State-Covering Trajectory Stitching for Diffusion Planners¶
Conference: NeurIPS 2025 arXiv: 2506.00895 Code: GitHub Area: Diffusion Models / Trajectory Planning Keywords: Diffusion planner, trajectory stitching, state coverage, offline reinforcement learning, data augmentation
TL;DR¶
This paper proposes SCoTS (State-Covering Trajectory Stitching), a reward-free trajectory augmentation framework that iteratively stitches short trajectory segments in a temporal distance-preserving latent space to systematically expand state-space coverage, significantly improving the generalization of diffusion planners on long-horizon and out-of-distribution tasks.
Background & Motivation¶
Diffusion models have demonstrated strong potential as trajectory generation tools in offline reinforcement learning—treating entire trajectories as high-dimensional samples for denoising generation, which naturally avoids the error accumulation of autoregressive models.
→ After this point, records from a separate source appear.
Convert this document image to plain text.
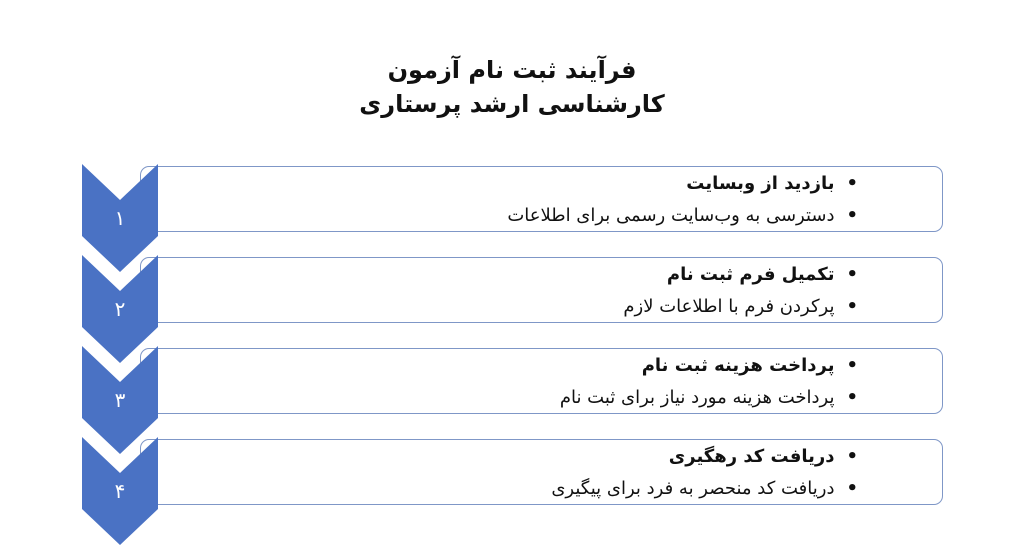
فرآیند ثبت نام آزمون
کارشناسی ارشد پرستاری
•بازدید از وبسایت
•دسترسی به وب‌سایت رسمی برای اطلاعات
۱
•تکمیل فرم ثبت نام
•پرکردن فرم با اطلاعات لازم
۲
•پرداخت هزینه ثبت نام
•پرداخت هزینه مورد نیاز برای ثبت نام
۳
•دریافت کد رهگیری
•دریافت کد منحصر به فرد برای پیگیری
۴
However, the performance of diffusion planners is fundamentally constrained by the quality, diversity, and coverage of training data:
Limited planning horizon: Effective planning length is coupled with the maximum length of training trajectories, making it difficult to generate long-horizon plans far beyond the training distribution.
Insufficient generalization: When datasets predominantly contain specific motion patterns, planners struggle to synthesize solutions for new tasks requiring combinations of different behaviors.
Expensive data collection: Exhaustively collecting data across all scenarios is impractical.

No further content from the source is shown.